Hayır. Bazen daha iyi eğitim görmüş ülkede daha korkunç şeyler yapabiliyorlar. Bazı ülkelerde de umulmadık derecede tolerans oluyor bazı konularda. Mesela Amerika İngiliz çevrelerinde daha toleranslıdır insanlar tarih demistifikasyonu konusunda. Fransa’da iş değişmeye başlar. Almanya’da hiç zannettiğin gibi değildir o tarihçi memlekette. Hiç ummadığın şekilde tarihi çok seven ve araştıran bir memleket Rusya’dır yakın çağ konusunda. Çok dalgalı görüşler var. İtalya öyle değil. Her görüş daha kolay dinleniyor. Demek ki iklimler değişik. Burada da onu yapmamız lazım. Sakin ele alınması gereken bir şey. Maalesef tarih amatörlüğü kaldırmıyor.
TİP iyi incelenmedi
Sunuşta okuyuculardan tenkitlerini beklediğinizi söylüyorsunuz. Bu kitap polemikler de yaratabilir. Zannetmiyorum. Mesela, çok büyük yanlış bilgiler var. CHP ile DP’yi ayırıyorlar imam hatipler konusunda, ezan konusunda. Bunlar birbirinin devamı, o partinin içinden çıkma Demokrat Parti. Ve o görüş orada var. Kimse CHP’nin parti meclis grubu tartışmalarını tam yayınlayamadı, konuşamadı. Bu iyi değil. TİP’in (Türkiye İşçi Partisi) tarihi mesela. Bir-iki kişi son derece ciddi şeyler yaptı. Ama iyi incelenmedi. Benim işim işaret etmektir. Bakılır.

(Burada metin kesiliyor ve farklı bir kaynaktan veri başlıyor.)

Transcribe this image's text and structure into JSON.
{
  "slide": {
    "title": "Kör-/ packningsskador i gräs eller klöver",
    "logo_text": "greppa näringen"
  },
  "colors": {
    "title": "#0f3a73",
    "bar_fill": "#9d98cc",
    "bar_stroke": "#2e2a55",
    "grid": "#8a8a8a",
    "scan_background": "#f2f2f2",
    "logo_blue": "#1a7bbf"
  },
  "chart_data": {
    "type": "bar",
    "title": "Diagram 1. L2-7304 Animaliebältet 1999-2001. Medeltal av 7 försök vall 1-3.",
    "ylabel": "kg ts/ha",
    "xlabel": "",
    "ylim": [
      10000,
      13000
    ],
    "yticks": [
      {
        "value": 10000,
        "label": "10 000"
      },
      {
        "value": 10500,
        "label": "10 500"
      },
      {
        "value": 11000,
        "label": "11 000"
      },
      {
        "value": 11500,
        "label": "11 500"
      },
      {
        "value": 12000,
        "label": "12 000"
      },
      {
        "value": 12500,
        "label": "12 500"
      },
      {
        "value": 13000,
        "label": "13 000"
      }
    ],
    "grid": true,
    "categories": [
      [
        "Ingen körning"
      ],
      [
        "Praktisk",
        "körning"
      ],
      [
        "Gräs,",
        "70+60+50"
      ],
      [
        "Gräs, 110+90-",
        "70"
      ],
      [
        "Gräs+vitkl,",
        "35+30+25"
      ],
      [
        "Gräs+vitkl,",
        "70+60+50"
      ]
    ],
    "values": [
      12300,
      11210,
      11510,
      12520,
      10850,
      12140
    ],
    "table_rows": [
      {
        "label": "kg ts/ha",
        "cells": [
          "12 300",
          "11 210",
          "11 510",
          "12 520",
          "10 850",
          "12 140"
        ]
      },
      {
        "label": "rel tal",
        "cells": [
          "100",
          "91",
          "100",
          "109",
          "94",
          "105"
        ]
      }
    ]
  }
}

Bir asırlık malzemeyi güne uydurmak kurnazlık
Peki hocam biz Türkler olarak bazı tartışmaları neden hiç sonlandıramıyoruz? 2021’de hâlâ Abdülhamid tartışması olmasının sebebi nedir? Onu çok seviyorlar. Hiç kimse oturup da Franz Joseph’in uzun 60 küsür yıllık saltanatını, İngiltere’de Victoria dönemini sonuçlandırmış değildir. O yorumlar devam eder ama böyle hasta bir şekilde, günlük politikayı besleyecek şekilde devam etmez. Yani adamlar yeniden bir Menderes çiziyorlar. Çok garip böyle bir şeye lüzum yok yani. Senin dediğin gibi yani naiviteye bağlıyorum. Böyle yakın tarih malzemesini bir asırlık malzemeyi gününe göre uydurmak çocuk tipi kurnazlıktır. Naivitedir. Yakın Tarihin Gerçekleri / İlber Ortaylı/ Kronik/ 352 sayfa.